The Paycheck Protection Program (PPP) was designed to help keep small business employees on the payrolls during this economic downturn. It was supposed to help small businesses from going under and lift up workers across the country. Unfortunately, that’s not what we got here in South Carolina.
This program didn’t just fail here: South Carolina ranks fiftieth in the country in the amount of PPP loans granted per worker. That means more small businesses here didn’t receive the funding they need to weather this storm. It means more jobs were lost, and the health care benefits that go along with them. This failure helped contribute to South Carolina having its highest unemployment rate in state history.
And just like the virus has disproportionately hurt people of color, so has the economic pain. Experts estimate that roughly 95 percent of Black-owned businesses were effectively locked out of the PPP, in large part due to a lack of preexisting relationships with the large banks offering these loans. Some experts estimate as much as 40 percent of Black-owned businesses won’t survive the pandemic. That would be catastrophic for our state’s economy, in both rural and urban areas.
This should not have come as a surprise. It’s the design of the program: The larger the loan, the larger the fees earned by the bank. The result? Banks prioritized the biggest companies first, depleting the program’s resources before smaller and many Black-owned businesses on Main Street even had a chance to compete.

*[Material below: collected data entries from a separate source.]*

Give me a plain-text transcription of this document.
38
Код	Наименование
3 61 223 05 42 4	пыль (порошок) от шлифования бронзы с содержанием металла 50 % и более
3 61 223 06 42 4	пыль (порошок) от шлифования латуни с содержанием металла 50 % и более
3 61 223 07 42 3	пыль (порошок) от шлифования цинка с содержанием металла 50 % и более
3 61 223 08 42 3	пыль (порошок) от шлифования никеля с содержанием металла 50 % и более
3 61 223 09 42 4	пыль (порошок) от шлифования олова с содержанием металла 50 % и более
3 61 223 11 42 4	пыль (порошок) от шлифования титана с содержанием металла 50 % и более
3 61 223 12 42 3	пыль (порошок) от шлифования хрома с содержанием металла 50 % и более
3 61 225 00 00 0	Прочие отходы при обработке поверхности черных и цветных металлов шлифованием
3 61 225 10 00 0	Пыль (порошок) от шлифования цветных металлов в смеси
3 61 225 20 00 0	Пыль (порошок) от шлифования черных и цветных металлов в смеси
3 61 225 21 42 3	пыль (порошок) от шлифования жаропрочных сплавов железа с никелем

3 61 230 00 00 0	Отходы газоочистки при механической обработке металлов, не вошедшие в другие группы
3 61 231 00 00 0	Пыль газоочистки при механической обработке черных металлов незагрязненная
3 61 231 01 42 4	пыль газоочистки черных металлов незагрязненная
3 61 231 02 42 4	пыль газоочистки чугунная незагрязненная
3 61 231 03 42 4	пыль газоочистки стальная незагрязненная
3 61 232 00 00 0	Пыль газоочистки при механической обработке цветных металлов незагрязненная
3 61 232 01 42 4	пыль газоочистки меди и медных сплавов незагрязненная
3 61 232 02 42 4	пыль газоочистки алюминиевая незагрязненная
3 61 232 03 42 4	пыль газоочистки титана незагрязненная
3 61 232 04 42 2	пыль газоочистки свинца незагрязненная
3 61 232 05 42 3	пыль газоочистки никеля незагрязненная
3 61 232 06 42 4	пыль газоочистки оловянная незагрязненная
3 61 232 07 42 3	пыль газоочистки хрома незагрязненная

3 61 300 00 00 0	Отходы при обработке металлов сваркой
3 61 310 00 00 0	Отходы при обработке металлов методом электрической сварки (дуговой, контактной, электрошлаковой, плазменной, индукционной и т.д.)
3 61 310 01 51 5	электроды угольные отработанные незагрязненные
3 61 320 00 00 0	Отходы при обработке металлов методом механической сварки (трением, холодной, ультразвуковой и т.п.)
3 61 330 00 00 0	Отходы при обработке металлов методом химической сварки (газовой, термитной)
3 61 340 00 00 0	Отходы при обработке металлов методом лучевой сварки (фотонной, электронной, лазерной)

In other words, publicly traded companies got bigger—while too many smaller, Black-owned businesses suffered.
This is far from a new problem. Black business owners throughout America too often face bigger barriers to accessing capital. According to the Opportunity Fund, Black business owners applying for new funding have an approval rate almost 20 percent lower than their White counterparts. Even among businesses with good credit scores, 40 percent of minority–owned firms receive the full amount requested, compared with almost 70 percent of White-owned businesses.
I addressed this disparity in my Rural Hope Agenda. My plan strengthens federal programs that help new small businesses raise capital, and establishes “Rural Centers of Excellence” at our HBCUs, which will help connect young entrepreneurs with the know-how they need to drive growth and create jobs in their communities.

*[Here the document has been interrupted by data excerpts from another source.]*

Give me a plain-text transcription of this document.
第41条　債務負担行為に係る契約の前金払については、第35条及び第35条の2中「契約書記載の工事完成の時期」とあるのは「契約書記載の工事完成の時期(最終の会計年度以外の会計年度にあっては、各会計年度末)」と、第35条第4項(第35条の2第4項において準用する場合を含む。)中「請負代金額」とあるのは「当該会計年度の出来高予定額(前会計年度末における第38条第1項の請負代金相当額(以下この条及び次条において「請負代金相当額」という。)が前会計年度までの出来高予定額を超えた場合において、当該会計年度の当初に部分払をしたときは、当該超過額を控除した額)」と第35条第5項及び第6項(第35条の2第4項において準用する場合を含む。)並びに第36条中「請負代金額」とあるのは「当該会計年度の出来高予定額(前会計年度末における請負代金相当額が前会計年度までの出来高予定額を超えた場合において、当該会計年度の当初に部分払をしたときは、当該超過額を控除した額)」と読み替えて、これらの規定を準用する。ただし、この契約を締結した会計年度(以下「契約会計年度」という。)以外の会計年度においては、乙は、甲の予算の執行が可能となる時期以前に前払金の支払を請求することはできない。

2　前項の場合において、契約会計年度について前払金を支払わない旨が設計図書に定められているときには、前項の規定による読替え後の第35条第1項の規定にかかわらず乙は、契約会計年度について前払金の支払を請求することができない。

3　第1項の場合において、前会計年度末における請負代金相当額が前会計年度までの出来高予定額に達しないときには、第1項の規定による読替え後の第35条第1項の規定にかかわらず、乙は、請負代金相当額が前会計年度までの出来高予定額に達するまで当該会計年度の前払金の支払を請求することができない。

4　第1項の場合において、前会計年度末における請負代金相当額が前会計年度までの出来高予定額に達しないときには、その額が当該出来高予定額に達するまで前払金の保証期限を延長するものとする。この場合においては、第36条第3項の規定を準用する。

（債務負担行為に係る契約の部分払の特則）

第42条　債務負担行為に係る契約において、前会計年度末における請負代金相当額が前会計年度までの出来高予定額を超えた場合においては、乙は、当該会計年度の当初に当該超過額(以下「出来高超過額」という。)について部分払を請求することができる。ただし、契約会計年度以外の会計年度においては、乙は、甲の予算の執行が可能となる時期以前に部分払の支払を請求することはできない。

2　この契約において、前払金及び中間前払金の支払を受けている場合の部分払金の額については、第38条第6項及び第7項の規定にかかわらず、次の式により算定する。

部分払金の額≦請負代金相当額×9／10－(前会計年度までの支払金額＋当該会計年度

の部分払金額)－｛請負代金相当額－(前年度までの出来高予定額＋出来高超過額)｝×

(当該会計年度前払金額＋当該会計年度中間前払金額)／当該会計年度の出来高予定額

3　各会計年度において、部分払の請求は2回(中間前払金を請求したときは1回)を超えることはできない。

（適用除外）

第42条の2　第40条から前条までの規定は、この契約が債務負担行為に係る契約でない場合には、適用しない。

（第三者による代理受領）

Lindsey Graham himself said that he wouldn’t leave Washington until an agreement was struck. Nevertheless, he is enjoying a four-week vacation after the PPP ran dry, along with the CARES Act’s eviction protections and federal unemployment relief.

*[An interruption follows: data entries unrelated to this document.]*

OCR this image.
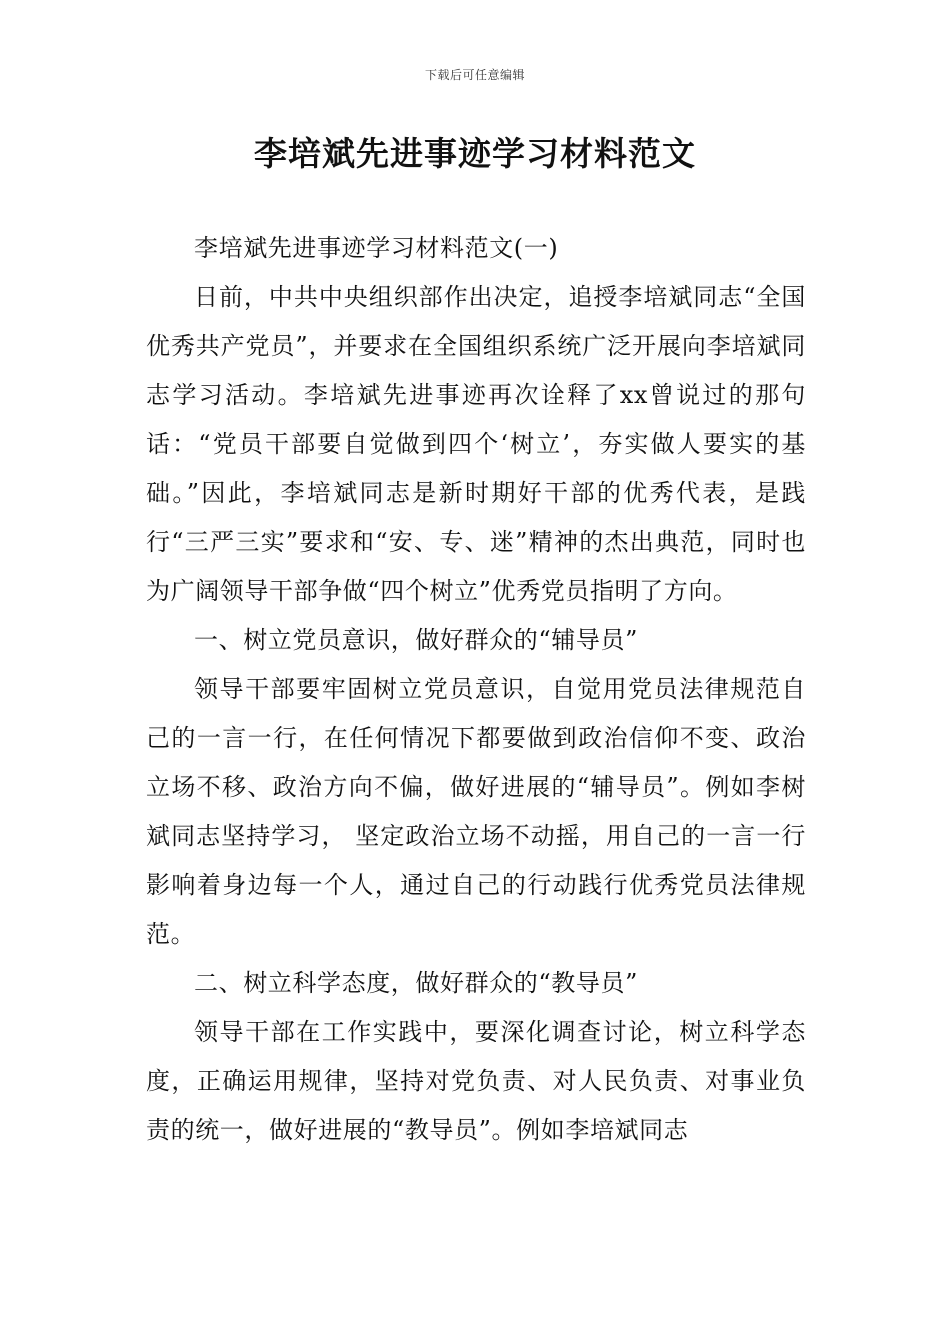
下载后可任意编辑
李培斌先进事迹学习材料范文

李培斌先进事迹学习材料范文(一)

日前，中共中央组织部作出决定，追授李培斌同志“全国优秀共产党员”，并要求在全国组织系统广泛开展向李培斌同志学习活动。李培斌先进事迹再次诠释了xx曾说过的那句话：“党员干部要自觉做到四个‘树立’，夯实做人要实的基础。”因此，李培斌同志是新时期好干部的优秀代表，是践行“三严三实”要求和“安、专、迷”精神的杰出典范，同时也为广阔领导干部争做“四个树立”优秀党员指明了方向。

一、树立党员意识，做好群众的“辅导员”

领导干部要牢固树立党员意识，自觉用党员法律规范自己的一言一行，在任何情况下都要做到政治信仰不变、政治立场不移、政治方向不偏，做好进展的“辅导员”。例如李树斌同志坚持学习， 坚定政治立场不动摇，用自己的一言一行影响着身边每一个人，通过自己的行动践行优秀党员法律规范。

二、树立科学态度，做好群众的“教导员”

领导干部在工作实践中，要深化调查讨论，树立科学态度，正确运用规律，坚持对党负责、对人民负责、对事业负责的统一，做好进展的“教导员”。例如李培斌同志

Lindsey Graham and Congress need to get back to work, now. In the next iteration of the PPP, funds must be set aside for the small businesses with few employees—like a smokehouse in Bamberg County or a barbershop in Greenville—which cannot afford top-tier accountants and lawyers to get their loans but provide immense value to their communities. This would go a long way in making sure Black-owned businesses are a part of our nation’s economic recovery.
Our senior senator might not act like it, but South Carolina is still far from normal. Unemployment claims are ticking back up again as federal support has faded. The National Guard set up a medical tent outside my hometown hospital in Orangeburg, where over 90 percent of beds are occupied. And just last week, the county I live in recorded its highest daily case count since the pandemic began.
This time around, we can’t afford to leave our state’s smallest businesses behind again. We have to right this wrong and give Black-owned small businesses a fighting chance.
Jaime Harrison is a candidate for U.S. Senate in South Carolina.